It is clear that in the twenty first century, people, especially intoxicated people, occasionally urinate in inappropriate places. There's no reason to believe that people were any different a few hundred years ago.
However, several centuries ago it was not normal to urinate on curtains
The sanitary needs of Tudor courtiers at Hampton Court Palace were met in a variety of ways. The lodgings of the senior members of the court, such as those in Base Court, had their own garderobe shafts. Some used piss-pots, like the Tudor pot excavated and displayed at Hampton Court (still containing traces of Tudor urine). Lower-ranking members of the court would use the ‘common jakes’ in the south-west corner of the palace, later known as the Great House of Easement, where lavatories drained via the moat into the river. Fourteen people could be seated here simultaneously.
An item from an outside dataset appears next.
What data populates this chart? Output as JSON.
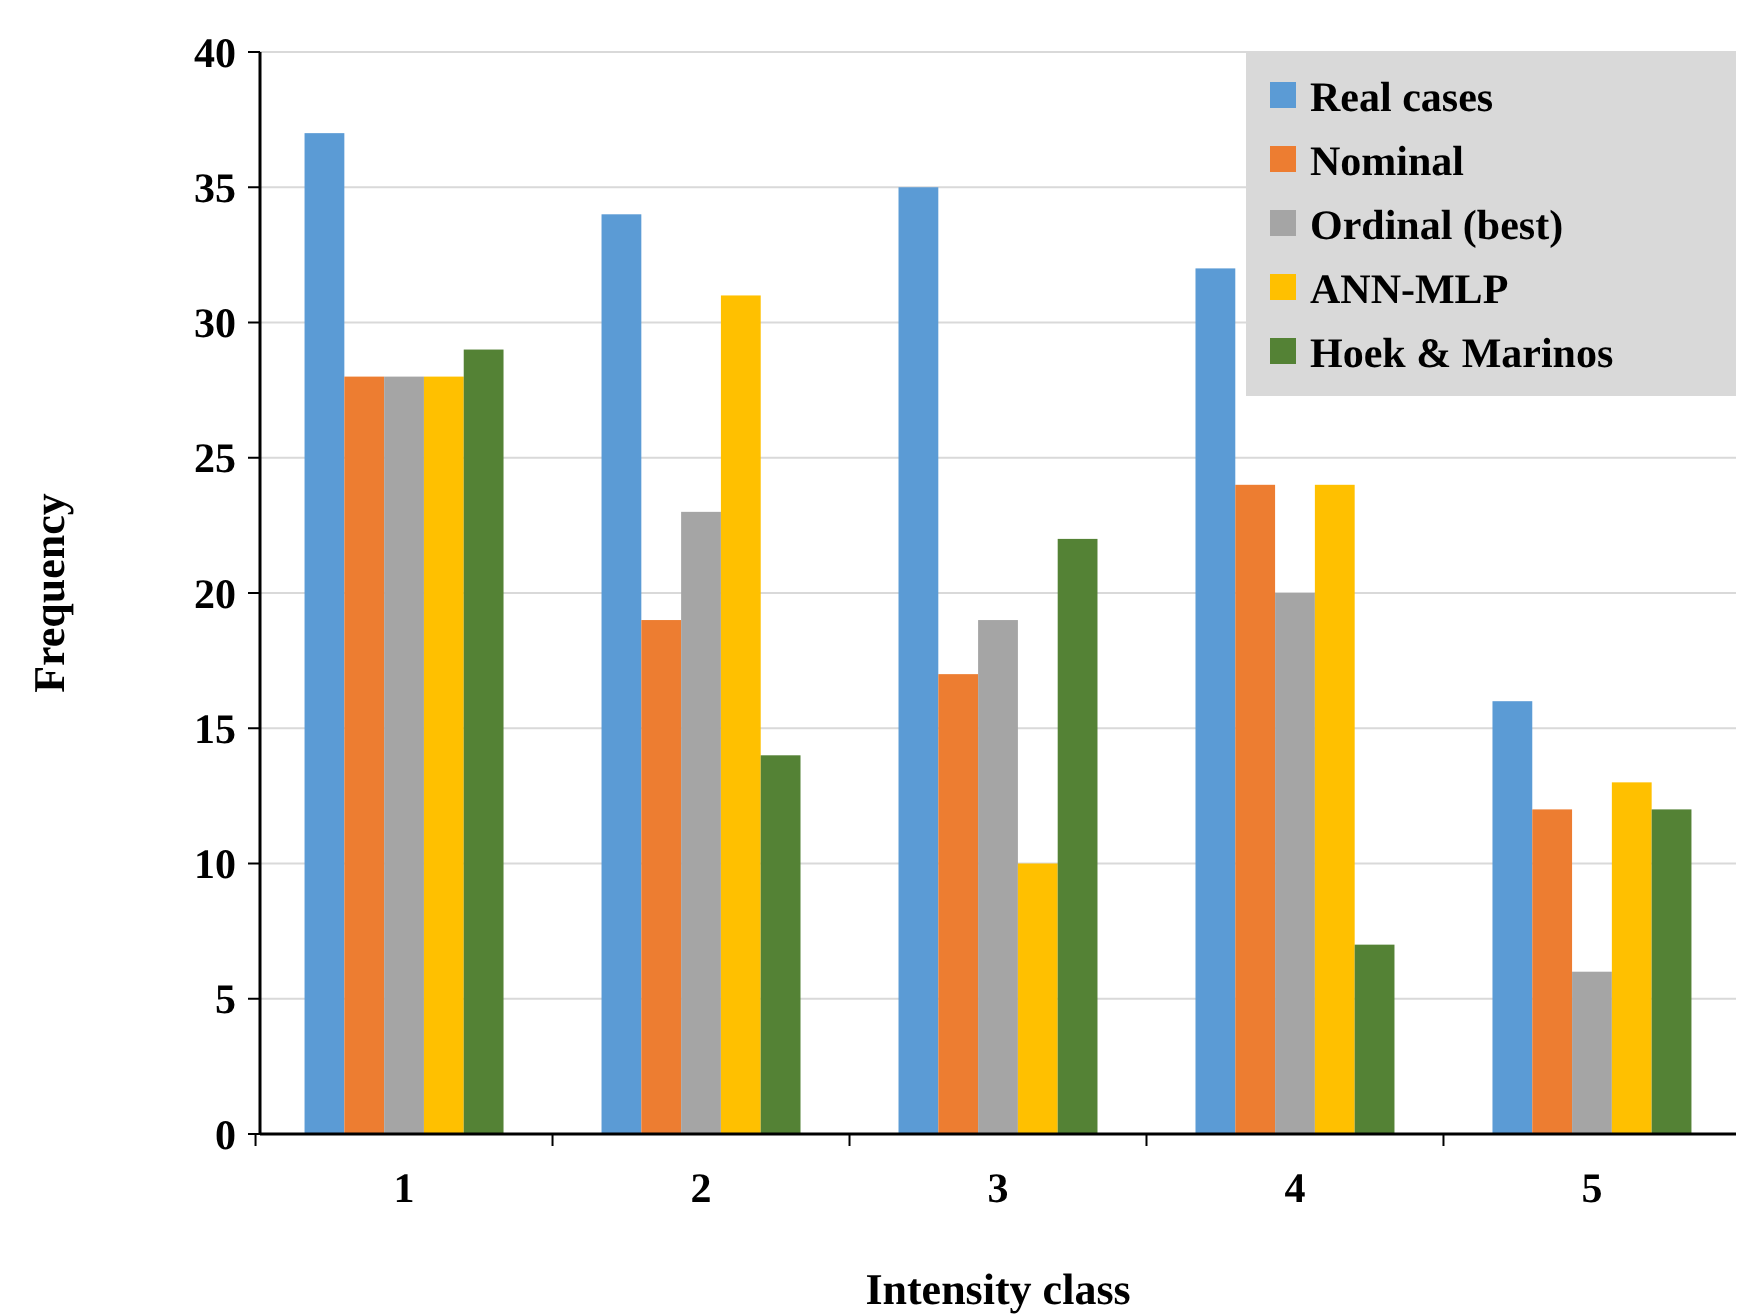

From Historic Royal Palaces

Toilets on two levels over the river Skell at Fountains Abbey, a Cistercian monastery founded in 1132.
As for "not have time to bathe thoroughly" - probably nobody bathed in a way that would be considered thorough today. Not for lack of time but simply because it wasn't thought necessary.
everyone stank, no one noticed it or recorded it for history. Sensitive souls might bury their faces in nosegays or scented hankies when a long-unwashed regiment tramped past, but most of our forebears remained as blissfully unaware of their stench as we are of the growing foulness of our air.